Akamai Streamlines Identity Management with Janrain Acquisition
Akamai plans to combine Janrain's Identity Cloud with its Intelligent Platform to improve identity management.
Cloud security firm Akamai plans to acquire Janrain, an identity management software provider, as it aims to better protect customers' data with a single digital identity across channels.
Authentication on the Internet is "badly broken," John Summers, vice president and CTO at Akamai, explained in a blog post on the news. Every website and mobile app requires consumers to create new accounts, many of which share usernames and passwords. A 2017 Pew Research report found 39% of all users use the same, or similar, passwords across accounts. Making matters worse, ongoing data breaches expose them.

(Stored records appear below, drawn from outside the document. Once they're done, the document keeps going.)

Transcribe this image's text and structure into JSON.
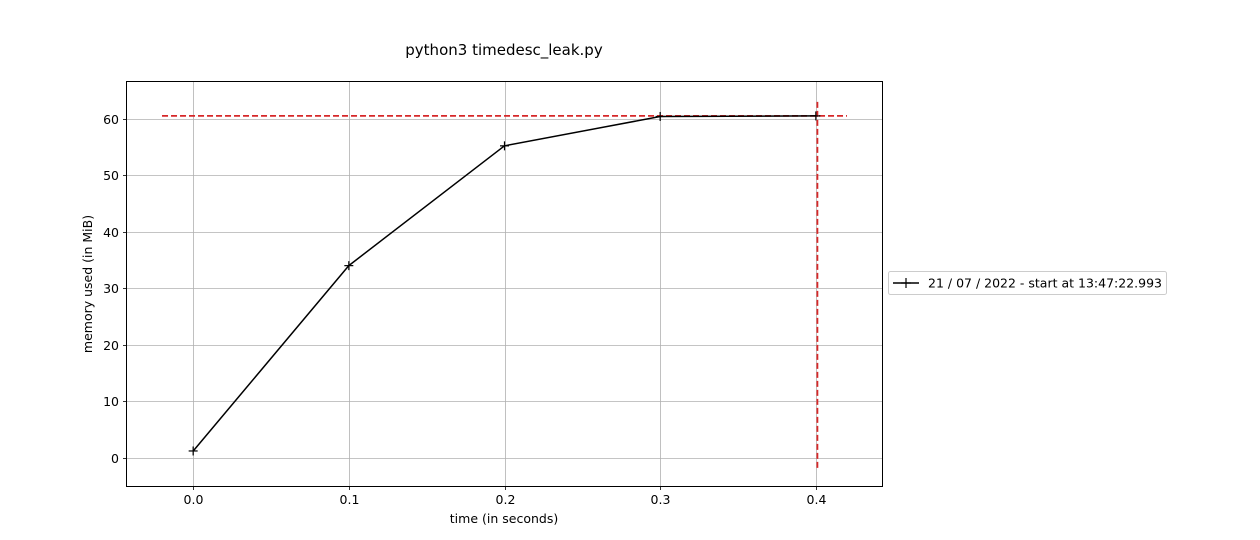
{
  "chart_data": {
    "type": "line",
    "title": "python3 timedesc_leak.py",
    "xlabel": "time (in seconds)",
    "ylabel": "memory used (in MiB)",
    "xlim": [
      -0.0425,
      0.4425
    ],
    "ylim": [
      -5,
      66.5
    ],
    "xticks": [
      0.0,
      0.1,
      0.2,
      0.3,
      0.4
    ],
    "xtick_labels": [
      "0.0",
      "0.1",
      "0.2",
      "0.3",
      "0.4"
    ],
    "yticks": [
      0,
      10,
      20,
      30,
      40,
      50,
      60
    ],
    "ytick_labels": [
      "0",
      "10",
      "20",
      "30",
      "40",
      "50",
      "60"
    ],
    "grid": true,
    "legend_position": "right, outside plot",
    "series": [
      {
        "name": "21 / 07 / 2022 - start at 13:47:22.993",
        "color": "#000000",
        "marker": "+",
        "x": [
          0.0,
          0.1,
          0.2,
          0.3,
          0.4
        ],
        "y": [
          1.2,
          34.0,
          55.2,
          60.4,
          60.5
        ]
      }
    ],
    "reference_lines": [
      {
        "orientation": "horizontal",
        "value": 60.5,
        "from": -0.02,
        "to": 0.42,
        "color": "#d62728",
        "style": "dashed"
      },
      {
        "orientation": "vertical",
        "value": 0.401,
        "from": -1.8,
        "to": 63.5,
        "color": "#d62728",
        "style": "dashed"
      }
    ]
  }
}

"From a website owner's perspective, this leads to a huge digital trust problem," Summers continued. "Just because someone or something presents the correct credentials, how can the business trust that it is truly the account owner that is attempting to log in?"

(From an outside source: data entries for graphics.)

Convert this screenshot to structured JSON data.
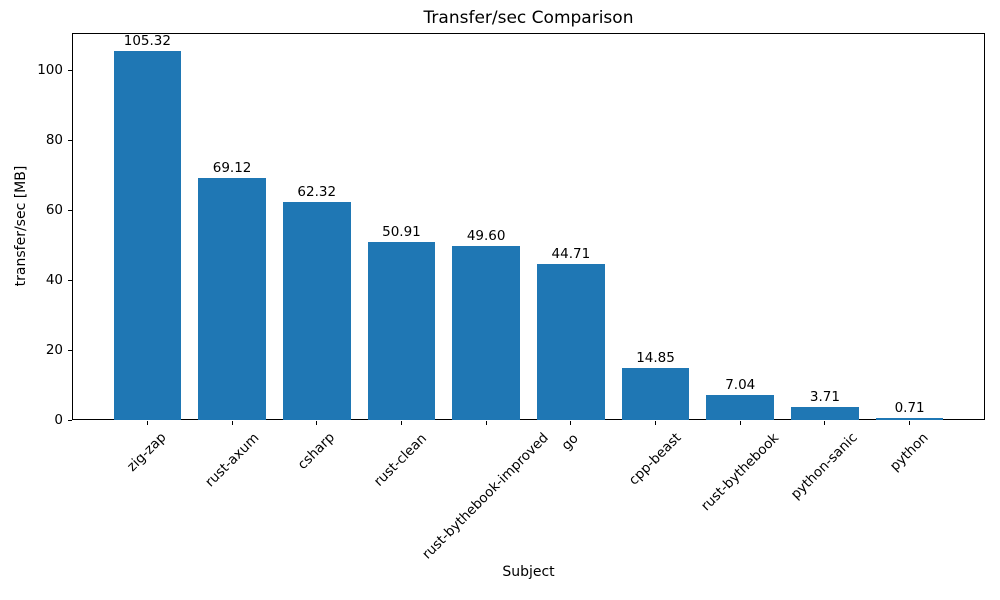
{
  "chart_data": {
    "type": "bar",
    "title": "Transfer/sec Comparison",
    "xlabel": "Subject",
    "ylabel": "transfer/sec [MB]",
    "categories": [
      "zig-zap",
      "rust-axum",
      "csharp",
      "rust-clean",
      "rust-bythebook-improved",
      "go",
      "cpp-beast",
      "rust-bythebook",
      "python-sanic",
      "python"
    ],
    "values": [
      105.32,
      69.12,
      62.32,
      50.91,
      49.6,
      44.71,
      14.85,
      7.04,
      3.71,
      0.71
    ],
    "bar_value_labels": [
      "105.32",
      "69.12",
      "62.32",
      "50.91",
      "49.60",
      "44.71",
      "14.85",
      "7.04",
      "3.71",
      "0.71"
    ],
    "yticks": [
      0,
      20,
      40,
      60,
      80,
      100
    ],
    "ylim": [
      0,
      110.6
    ],
    "bar_color": "#1f77b4",
    "grid": false,
    "legend_position": "none"
  }
}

Janrain offers Customer Identity and Access Management (CIAM) as a service for mission-critical enterprise Web applications, Summers wrote. It brings identity awareness to online transactions with social and traditional registration, login, authentication, single sign-on, and profile data storage, he added.
Akamai already offers tools to secure customer websites, apps, and APIs from DDoS, bots, application vulnerabilities, and other threats, according to Summers. It plans to use Janrain's technology to make its own security and performance offerings more "identity aware," which he explained is critical to enforcing strong access controls while maintaining a positive user experience.
Following the acquisition, Janrain Identity Cloud will be combined with the Akamai Intelligent Platform, according to Summers. Janrain's identity services will also be combined with the Akamai Bot Manager, which detects bots as they attempt to log in with stolen credentials.
With Janrain's tech, Akamai will be able to understand login history and access patterns (geography, time of day, etc.) to distinguish legitimate users from bots, Summers explained. Akamai will also be able to offer more nuanced responses to attackers without interfering with user experience. Akamai plans to offer a single digital identity to consolidate user context across channels, social media, and offline sources.